The true cost of reverse logistics for new businesses

Any good business owner knows the value of a solid forward supply chain, but what about the reverse logisticsopposite: reverse logistics? Reverse logistics can cost big companies millions and because of the complex nature of their supply chain, it’s often hard to pinpoint exactly where these costs come from.

There are certain unavoidable expenses when it comes to reverse logistics, and these can be heavy for new businesses.

Returning an item back to a bricks and mortar store is still generally the most cost-effective method for a small company, although this can be inconvenient for customers. With online or catalogue purchases, however, the cost of returns increases.

Although companies may want to cut their monetary losses in this area, successful reverse logistics is a fine balancing act that involves weighing up profits and customer attitudes. A returns policy that forces the customer to pay for postage and packaging for example, has a short returns period or only offers store-credit can lower costs but upset customer relationships. Having a returns policy that bends over backwards for unhappy customers will often counteract any negative options, but will end up costing the company more.

One of the biggest expenses in reverse logistics is the additional labour required to deal with the huge numbers of goods returned each year.

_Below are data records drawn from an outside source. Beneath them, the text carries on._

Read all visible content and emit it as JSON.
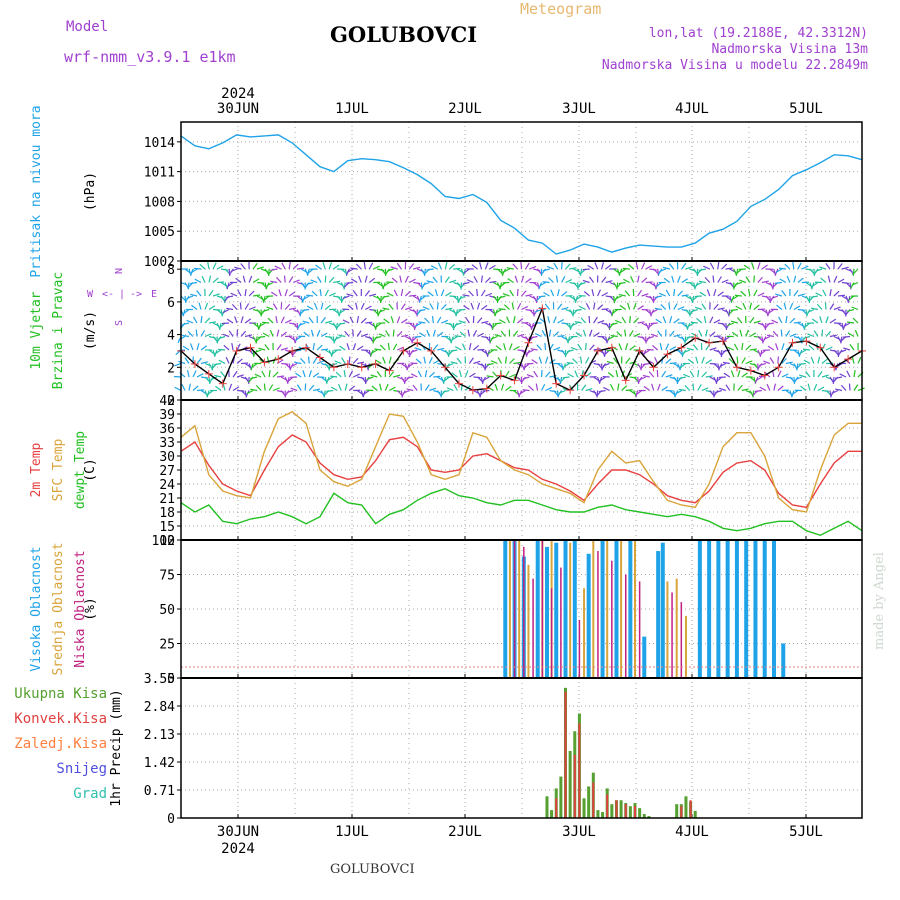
{
  "header": {
    "model_label": "Model",
    "model_name": "wrf-nmm_v3.9.1 e1km",
    "station": "GOLUBOVCI",
    "title": "Meteogram",
    "lonlat": "lon,lat (19.2188E, 42.3312N)",
    "altitude": "Nadmorska Visina 13m",
    "model_altitude": "Nadmorska Visina u modelu 22.2849m",
    "footer_station": "GOLUBOVCI",
    "credit": "made by Angel"
  },
  "colors": {
    "pressure": "#1fa3e8",
    "wind_label": "#22c022",
    "wind_dir_label": "#a040d0",
    "temp2m": "#e84040",
    "sfc_temp": "#d9a43a",
    "dewpt": "#22c022",
    "cloud_high": "#1fa3e8",
    "cloud_mid": "#d9a43a",
    "cloud_low": "#c02080",
    "precip_total": "#55a030",
    "precip_conv": "#e04040",
    "precip_frozen": "#ff8040",
    "precip_snow": "#5050e0",
    "precip_graupel": "#30c0b0",
    "grid": "#aaaaaa"
  },
  "time_axis": {
    "top_year": "2024",
    "bottom_year": "2024",
    "days": [
      "30JUN",
      "1JUL",
      "2JUL",
      "3JUL",
      "4JUL",
      "5JUL"
    ]
  },
  "chart_data": [
    {
      "type": "line",
      "ylabel_lines": [
        "Pritisak na nivou mora",
        "(hPa)"
      ],
      "ylim": [
        1002,
        1016
      ],
      "yticks": [
        "1014",
        "1011",
        "1008",
        "1005",
        "1002"
      ],
      "x_hours_from": "2024-06-29T14:00",
      "series": [
        {
          "x": [
            0,
            3,
            6,
            9,
            12,
            15,
            18,
            21,
            24,
            27,
            30,
            33,
            36,
            39,
            42,
            45,
            48,
            51,
            54,
            57,
            60,
            63,
            66,
            69,
            72,
            75,
            78,
            81,
            84,
            87,
            90,
            93,
            96,
            99,
            102,
            105,
            108,
            111,
            114,
            117,
            120,
            123,
            126,
            129,
            132,
            135,
            138,
            141,
            144,
            147
          ],
          "values": [
            1014.6,
            1013.6,
            1013.3,
            1013.9,
            1014.7,
            1014.5,
            1014.6,
            1014.7,
            1013.9,
            1012.7,
            1011.5,
            1011.0,
            1012.1,
            1012.3,
            1012.2,
            1012.0,
            1011.4,
            1010.7,
            1009.8,
            1008.5,
            1008.3,
            1008.7,
            1007.9,
            1006.1,
            1005.3,
            1004.1,
            1003.8,
            1002.7,
            1003.1,
            1003.7,
            1003.4,
            1002.9,
            1003.3,
            1003.6,
            1003.5,
            1003.4,
            1003.4,
            1003.8,
            1004.8,
            1005.2,
            1006.0,
            1007.5,
            1008.2,
            1009.2,
            1010.6,
            1011.2,
            1011.9,
            1012.7,
            1012.6,
            1012.2
          ]
        }
      ]
    },
    {
      "type": "line",
      "ylabel_lines": [
        "10m Vjetar",
        "Brzina i Pravac",
        "(m/s)"
      ],
      "compass": [
        "N",
        "W",
        "E",
        "S",
        "<-",
        "->",
        "|"
      ],
      "ylim": [
        0,
        8.5
      ],
      "yticks": [
        "8",
        "6",
        "4",
        "2",
        "0"
      ],
      "series": [
        {
          "name": "10m Vjetar",
          "x": [
            0,
            3,
            6,
            9,
            12,
            15,
            18,
            21,
            24,
            27,
            30,
            33,
            36,
            39,
            42,
            45,
            48,
            51,
            54,
            57,
            60,
            63,
            66,
            69,
            72,
            75,
            78,
            81,
            84,
            87,
            90,
            93,
            96,
            99,
            102,
            105,
            108,
            111,
            114,
            117,
            120,
            123,
            126,
            129,
            132,
            135,
            138,
            141,
            144,
            147
          ],
          "values": [
            3.0,
            2.2,
            1.6,
            1.0,
            3.0,
            3.2,
            2.3,
            2.5,
            3.0,
            3.2,
            2.6,
            2.0,
            2.2,
            2.0,
            2.2,
            1.8,
            3.0,
            3.5,
            3.0,
            2.0,
            1.0,
            0.6,
            0.7,
            1.5,
            1.2,
            3.5,
            5.6,
            1.0,
            0.6,
            1.5,
            3.0,
            3.2,
            1.2,
            3.0,
            2.0,
            2.8,
            3.2,
            3.8,
            3.5,
            3.6,
            2.0,
            1.8,
            1.5,
            2.0,
            3.5,
            3.6,
            3.2,
            2.0,
            2.5,
            3.0
          ]
        }
      ]
    },
    {
      "type": "line",
      "ylabel_lines": [
        "2m Temp",
        "SFC Temp",
        "dewpt Temp",
        "(C)"
      ],
      "ylim": [
        12,
        42
      ],
      "yticks": [
        "42",
        "39",
        "36",
        "33",
        "30",
        "27",
        "24",
        "21",
        "18",
        "15",
        "12"
      ],
      "series": [
        {
          "name": "2m Temp",
          "x": [
            0,
            3,
            6,
            9,
            12,
            15,
            18,
            21,
            24,
            27,
            30,
            33,
            36,
            39,
            42,
            45,
            48,
            51,
            54,
            57,
            60,
            63,
            66,
            69,
            72,
            75,
            78,
            81,
            84,
            87,
            90,
            93,
            96,
            99,
            102,
            105,
            108,
            111,
            114,
            117,
            120,
            123,
            126,
            129,
            132,
            135,
            138,
            141,
            144,
            147
          ],
          "values": [
            31.0,
            33.0,
            28.0,
            24.0,
            22.5,
            21.5,
            27.0,
            32.0,
            34.5,
            33.0,
            28.5,
            26.0,
            25.0,
            25.5,
            29.0,
            33.5,
            34.0,
            32.0,
            27.0,
            26.5,
            27.0,
            30.0,
            30.5,
            29.0,
            27.5,
            27.0,
            25.0,
            24.0,
            22.5,
            20.5,
            24.0,
            27.0,
            27.0,
            26.0,
            24.0,
            21.5,
            20.5,
            20.0,
            22.5,
            26.5,
            28.5,
            29.0,
            27.0,
            22.0,
            19.5,
            19.0,
            24.0,
            28.5,
            31.0,
            31.0
          ]
        },
        {
          "name": "SFC Temp",
          "x": [
            0,
            3,
            6,
            9,
            12,
            15,
            18,
            21,
            24,
            27,
            30,
            33,
            36,
            39,
            42,
            45,
            48,
            51,
            54,
            57,
            60,
            63,
            66,
            69,
            72,
            75,
            78,
            81,
            84,
            87,
            90,
            93,
            96,
            99,
            102,
            105,
            108,
            111,
            114,
            117,
            120,
            123,
            126,
            129,
            132,
            135,
            138,
            141,
            144,
            147
          ],
          "values": [
            34.0,
            36.5,
            26.0,
            22.5,
            21.5,
            21.0,
            31.0,
            38.0,
            39.5,
            37.0,
            27.0,
            24.5,
            23.5,
            25.0,
            32.0,
            39.0,
            38.5,
            33.0,
            26.0,
            25.0,
            26.0,
            35.0,
            34.0,
            29.0,
            27.0,
            26.0,
            24.0,
            23.0,
            22.0,
            20.0,
            27.0,
            31.0,
            28.5,
            29.0,
            24.5,
            20.5,
            19.5,
            19.0,
            24.0,
            32.0,
            35.0,
            35.0,
            30.0,
            21.0,
            18.5,
            18.0,
            27.0,
            34.5,
            37.0,
            37.0
          ]
        },
        {
          "name": "dewpt Temp",
          "x": [
            0,
            3,
            6,
            9,
            12,
            15,
            18,
            21,
            24,
            27,
            30,
            33,
            36,
            39,
            42,
            45,
            48,
            51,
            54,
            57,
            60,
            63,
            66,
            69,
            72,
            75,
            78,
            81,
            84,
            87,
            90,
            93,
            96,
            99,
            102,
            105,
            108,
            111,
            114,
            117,
            120,
            123,
            126,
            129,
            132,
            135,
            138,
            141,
            144,
            147
          ],
          "values": [
            20.0,
            18.0,
            19.5,
            16.0,
            15.5,
            16.5,
            17.0,
            18.0,
            17.0,
            15.5,
            17.0,
            22.0,
            20.0,
            19.5,
            15.5,
            17.5,
            18.5,
            20.5,
            22.0,
            23.0,
            21.5,
            21.0,
            20.0,
            19.5,
            20.5,
            20.5,
            19.5,
            18.5,
            18.0,
            18.0,
            19.0,
            19.5,
            18.5,
            18.0,
            17.5,
            17.0,
            17.5,
            17.0,
            16.0,
            14.5,
            14.0,
            14.5,
            15.5,
            16.0,
            16.0,
            14.0,
            13.0,
            14.5,
            16.0,
            14.0
          ]
        }
      ]
    },
    {
      "type": "bar",
      "ylabel_lines": [
        "Visoka Oblacnost",
        "Srednja Oblacnost",
        "Niska Oblacnost",
        "(%)"
      ],
      "ylim": [
        0,
        100
      ],
      "yticks": [
        "100",
        "75",
        "50",
        "25",
        "0"
      ],
      "series": [
        {
          "name": "Visoka Oblacnost",
          "x": [
            70,
            72,
            74,
            77,
            79,
            81,
            83,
            85,
            88,
            91,
            94,
            97,
            100,
            103,
            104,
            112,
            114,
            116,
            118,
            120,
            122,
            124,
            126,
            128,
            130
          ],
          "values": [
            100,
            100,
            88,
            100,
            95,
            98,
            100,
            100,
            90,
            100,
            100,
            100,
            30,
            92,
            98,
            100,
            100,
            100,
            100,
            100,
            100,
            100,
            100,
            100,
            25
          ]
        },
        {
          "name": "Srednja Oblacnost",
          "x": [
            71,
            73,
            75,
            78,
            80,
            84,
            87,
            89,
            92,
            95,
            98,
            105,
            107,
            109
          ],
          "values": [
            100,
            100,
            82,
            100,
            100,
            98,
            65,
            100,
            100,
            100,
            100,
            70,
            72,
            45
          ]
        },
        {
          "name": "Niska Oblacnost",
          "x": [
            72,
            74,
            76,
            78,
            80,
            82,
            86,
            90,
            93,
            96,
            99,
            106,
            108
          ],
          "values": [
            100,
            95,
            72,
            100,
            65,
            80,
            42,
            92,
            85,
            75,
            70,
            62,
            55
          ]
        }
      ]
    },
    {
      "type": "bar",
      "ylabel_lines": [
        "Ukupna Kisa",
        "Konvek.Kisa",
        "Zaledj.Kisa",
        "Snijeg",
        "Grad",
        "1hr Precip (mm)"
      ],
      "ylim": [
        0,
        3.55
      ],
      "yticks": [
        "3.55",
        "2.84",
        "2.13",
        "1.42",
        "0.71",
        "0"
      ],
      "series": [
        {
          "name": "Ukupna Kisa",
          "x": [
            79,
            80,
            81,
            82,
            83,
            84,
            85,
            86,
            87,
            88,
            89,
            90,
            91,
            92,
            93,
            94,
            95,
            96,
            97,
            98,
            99,
            100,
            101,
            107,
            108,
            109,
            110,
            111
          ],
          "values": [
            0.55,
            0.2,
            0.75,
            1.05,
            3.3,
            1.7,
            2.2,
            2.65,
            0.5,
            0.8,
            1.15,
            0.2,
            0.15,
            0.75,
            0.35,
            0.45,
            0.45,
            0.38,
            0.3,
            0.38,
            0.25,
            0.1,
            0.05,
            0.35,
            0.35,
            0.55,
            0.42,
            0.18
          ]
        },
        {
          "name": "Konvek.Kisa",
          "x": [
            81,
            83,
            85,
            86,
            89,
            92,
            94,
            96,
            98,
            108,
            110
          ],
          "values": [
            0.5,
            3.2,
            1.6,
            2.4,
            0.9,
            0.6,
            0.45,
            0.35,
            0.3,
            0.3,
            0.45
          ]
        }
      ]
    }
  ]
}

Whether it’s staff that have to sort out where the item needs to go, or customer care teams who have to process refunds and complaints, in-house staff are an expensive asset.

Certain items such as weekly or monthly magazines and computer and electronic goods can quickly depreciate in value when returned. Unless repackaged and sold elsewhere, either as new, refurbished or even scrap, they can cost a small buisness triple their retail value. Other expenses can come from customer expectations. When an item is sent back through the supply chain as a return, a customer will generally expect a full refund or a replacement.

With such a delicate operation, reverse logistics is a process that’s better handled in expert hands in order to provide your customers with a simple returns solution. Outsourcing to a third party logistics company can far outweigh any expense, and will often reduce any unnecessary costs when processing returns.